MR: As a physician, I view a patient’s menstrual cycle as a lens into their body’s overall energy state. If their body is not getting enough energy to maintain menstrual function (an important and basic physiologic function), then their body, including the muscles and bones and other organ systems, are likely also negatively affected. This interconnectedness of the menstrual cycle, bone health, and energy availability has been termed the Female Athlete Triad (we now instead consider the more encompassing RED-S model).

Previously, it was thought that only those with eating disorders were at risk, but now we know that often athletes do not intentionally restrict their intake but instead do not appreciate their energy expenditure and therefore are not meeting their own needs. One needs not to have an eating disorder to have suboptimal energy availability and therefore be at risk for injury or other detrimental effects of low energy.

PS: What advice would you give athletes who are training with respect to their menstrual cycle?

MR: It is important to remember that hormones are just one of the many possible factors that can influence injury risk. Furthermore, research regarding injury risk and menstrual cycle hormonal fluctuations is in its infancy. Therefore, currently it is not recommended that the data regarding menstrual phase correlation to injury risk be used to inform exercise practice/participation or specifics of training.

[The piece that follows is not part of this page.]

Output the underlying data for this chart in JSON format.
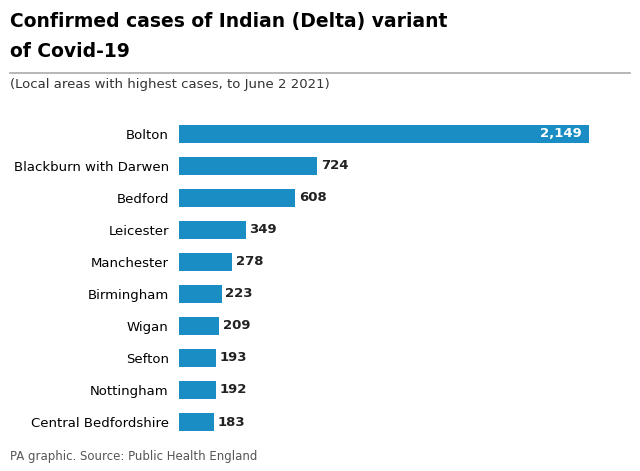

In order to minimize risk overall, it is important to maintain strength, maintain flexibility, optimize technique, avoid overtraining, cross train, and optimize your energy availability — hydrating, fueling, and getting rest!

I do recommend monitoring menstrual cycle length in order to better identify if/when an athlete’s menstruation is “late,” as we know that has implications for increased injury risk (RED-S syndrome), as well as implications for lifetime accumulation of bone density.

It is worth noting that all the research regarding menstrual cycle hormonal fluctuations, menstrual cycle duration, and injury risk are looking at women who are not on any form of oral or hormonal contraception (birth control pills, IUD). Therefore, we cannot make any assumptions of risk for females on contraception.

Ultimately, there is so much more to learn. A lot more research is needed before we can know how to apply this possible correlation of menstrual cycle hormonal changes to exercise practice and participation.

This interview has been lightly edited for length and clarity.